Hands raised with one holding a sign that says "vote"

Graphic by Amber Chin/The Paisano

Exclusive seminar for UTSA students centered on effective communication

“What can I do to make a difference?” A question people ask themselves throughout their lifetime. It is reasonable to feel that everyday UTSA student issues — like receiving the wrong coffee, may feel miniscule compared to fellow citizens’ having to recount their trauma on national television or the attempt to diminish the Great Pacific garbage patch, the largest accumulation of ocean plastic in the world. However, making a difference and fighting for what you believe is not solely encompassed in protests, marches and sign holding. Making a difference begins with you. Change can start small but accumulate fast, especially with the combined efforts of a large group of people — like UTSA students. But where can we go to discuss these difficult and sometimes sensitive topics?

Earth Day Network has calculated that “about one trillion single-use plastic bags are used annually across the globe.” This equates to nearly 2 million every minute. Cities such as San Francisco, Calif.; Washington D.C. and Seattle, Wash., have either implemented taxes or completely banned the distribution of plastic bags and have seen successful progress in the reduction of overall plastic consumption. Since the June 22 Texas Supreme Court ruling City of Laredo, Texas v. Laredo Merchants Association which rescinded plastic bag bans across Texas. It is up to the citizens to reduce single-use plastic from all sources including single-use food packaging.

The most straightforward solution to combat the growing waste is to use reusable bags and totes. These bags can be kept in the car or a reminder can be set to bring them along when leaving home. Additionally, they can hold more items than a standard single-use bag, provide a stronger structural integrity and keep the necessary foods cold when stored in insulated bags. Remembering to bring the bags along can take some getting used to, but it soon becomes second nature to scoop them up before walking out. Additional measures to reduce plastic waste can involve reusable eating utensils, buying certain groceries from bulk bins and storing them in reusable containers and using a reusable insulated container for drinks.

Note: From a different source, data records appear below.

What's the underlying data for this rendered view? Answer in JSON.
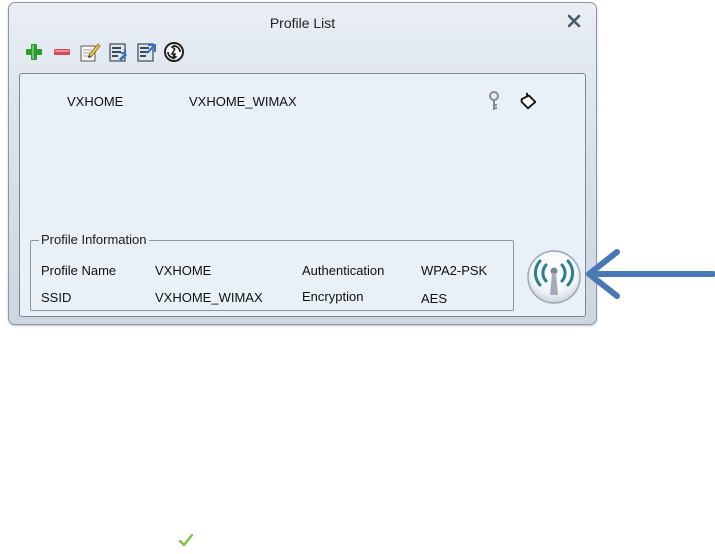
{
  "window": {
    "title": "Profile List"
  },
  "toolbar": {
    "icons": [
      "add-icon",
      "remove-icon",
      "edit-icon",
      "import-icon",
      "export-icon",
      "scan-icon"
    ]
  },
  "profiles": [
    {
      "name": "VXHOME",
      "ssid": "VXHOME_WIMAX"
    }
  ],
  "profile_info": {
    "legend": "Profile Information",
    "profile_name_label": "Profile Name",
    "profile_name_value": "VXHOME",
    "ssid_label": "SSID",
    "ssid_value": "VXHOME_WIMAX",
    "authentication_label": "Authentication",
    "authentication_value": "WPA2-PSK",
    "encryption_label": "Encryption",
    "encryption_value": "AES"
  },
  "colors": {
    "accent_blue": "#4a78b5",
    "add_green": "#2f9a2f",
    "remove_red": "#d3485b",
    "signal_teal": "#2b7f90",
    "check_green": "#7cc142"
  }
}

Effective change does not end with the environment, however, as it involves people and groups as well. With so many deeply systematic institutionalized issues, it can feel overwhelming deciding what to do or even discussing what many consider a sensitive topic. When someone enters a higher education learning environment, it is natural for questions to begin to develop like: “how do we maintain an open mind, how can we educate ourselves in order to communicate better with others, and what role does communication play in social change?

Ann Margaret Trujillo, the associate director of the Inclusion & Communication Center at UTSA, is hosting a structured dialogue exclusive to UTSA students entitled Let’s Talk For a Change focusing on everyday activism and how to create effective change through communication. “We wanted to create a space where we can have these difficult conversations. When [the center was] thinking about change [we asked] how do we deal with it and how do we cope?” Trujillo said.

Communication professor Sara De Turk, Ph. D. has partnered with Trujillo for this upcoming event. “Engaging in open, respectful dialogue about controversial social issues is one of the most important skills that students can develop, and these sessions are opportunities for the entire university community to practice. Facilitating structured dialogue, moreover, is an essential skill for leaders, and students in COM 4813 [Theory and Practice of Social Interaction: Training and Group Facilitation] are developing this skill through a variety of service learning opportunities throughout San Antonio,” De Turk said.

The event will take place on Oct. 4 from 6 p.m. to 7:30 p.m. on UTSA’s Main Campus in the SU Harris Room; refreshments will be provided. It is never too late to start making a difference.